Pensylvania-based CardioNet has agreed a $2.5 million settlement to resolve potential HIPAA violations. The provider of remote mobile monitoring and quick response services to patients in danger of suffering cardiac arrhythmias.

Settlements have previously been agreed with healthcare suppliers, health plans, and business clients of covered organizations, but this is the first-time OCR has settled potential HIPAA breaches with a wireless health services supplier.

While OCR has not fined a wireless health services provider for violating HIPAA Rules on a previous occasion, the same cannot be said of the violations found. Numerous settlements have previously been agreed with covered organizations after OCR found risk analysis and risk management failures.

In this instance, the settlement refers to a data violation reported to OCR in January 2012. In 2011, a staff member of CardioNet left a laptop computer in a vehicle that was left outside that person’s home. The laptop computer was stolen, leading to the impermissible disclosure of 1,391 patients’ electronic protected health information (ePHI).

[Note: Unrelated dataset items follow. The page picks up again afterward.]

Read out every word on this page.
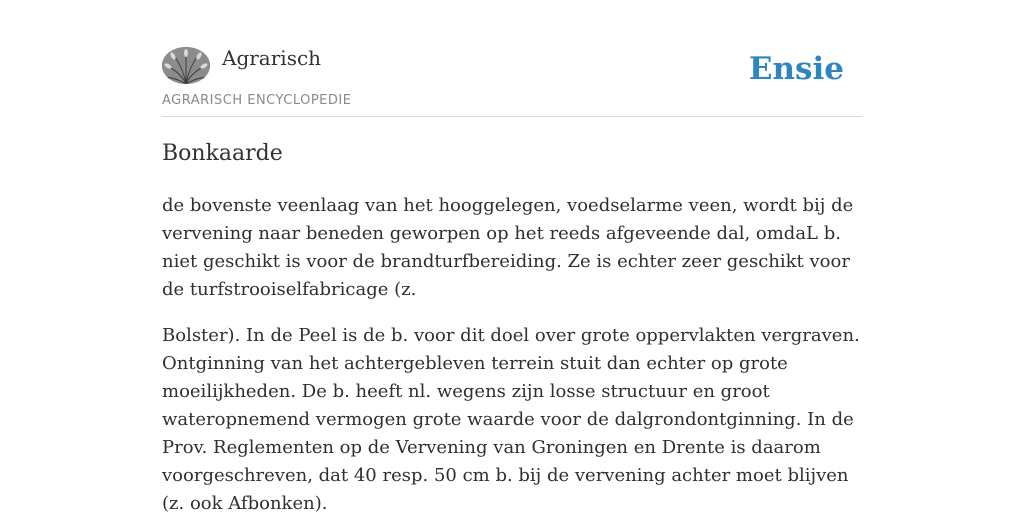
Agrarisch
AGRARISCH ENCYCLOPEDIE
Ensie
Bonkaarde

de bovenste veenlaag van het hooggelegen, voedselarme veen, wordt bij de vervening naar beneden geworpen op het reeds afgeveende dal, omdaL b. niet geschikt is voor de brandturfbereiding. Ze is echter zeer geschikt voor de turfstrooiselfabricage (z.

Bolster). In de Peel is de b. voor dit doel over grote oppervlakten vergraven. Ontginning van het achtergebleven terrein stuit dan echter op grote moeilijkheden. De b. heeft nl. wegens zijn losse structuur en groot wateropnemend vermogen grote waarde voor de dalgrondontginning. In de Prov. Reglementen op de Vervening van Groningen en Drente is daarom voorgeschreven, dat 40 resp. 50 cm b. bij de vervening achter moet blijven (z. ook Afbonken).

As is normal following all breaches involving the theft or exposure of more than 500 peoples’ PHI, OCR completed an investigation to determine whether the breach was a direct result of breaches of HIPAA Rules.

On this occasion, a risk analysis has been completed, but OCR investigators deduced that the risk analysis was not thorough – a breach of 45 C.F.R. § 164.308(a)(1). Also, at the time of the violation, there were failures in CardioNet’s risk management process.

By 2011, all HIPAA-covered organizations were required to adhere with the HIPAA Security Rule, yet CardioNet’s HIPAA policies and procedures were still only in draft form and had not yet been put in place. OCR asked for final copies of policies and procedures covering the securing of ePHI kept on mobile devices, yet CardioNet was unable to show any HIPAA-compliant documentation regarding the implementation of ePHI safeguards for mobile devices.

CardioNet was found to have violated 45 C.F.R. § 164.310(d)(1) by failing to implement policies and procedures covering the receipt and removal of hardware storing ePHI and for the failure to use encryption – or another equivalent safeguard – to stop the exposure of ePHI stored on mobile devices.

Any laptop computer or other mobile device that is used to keep the ePHI of patients is in danger of theft or loss. When those devices are moved from the premises of a HIPAA-covered organization, the risk of theft or loss rises considerably. Covered organizations must therefore implement appropriate security measures to ensure that in the event of loss or theft of those devices, ePHI remains secured.

OCR Director, Roger Severino, referring to the incident, said “failure to implement mobile device security by Covered Entities and Business Associates puts individuals’ sensitive health information in danger. This disregard for safety can lead to a serious breach, which affects each person whose information is left unprotected.”

The latest HIPAA settlement should send a warning to covered organizations that the failure to adhere to HIPAA Rules can be an expensive mistake. Also, that it is not just hospitals and health plans that run the risk of a massive fine for failing to comply with HIPAA Rules.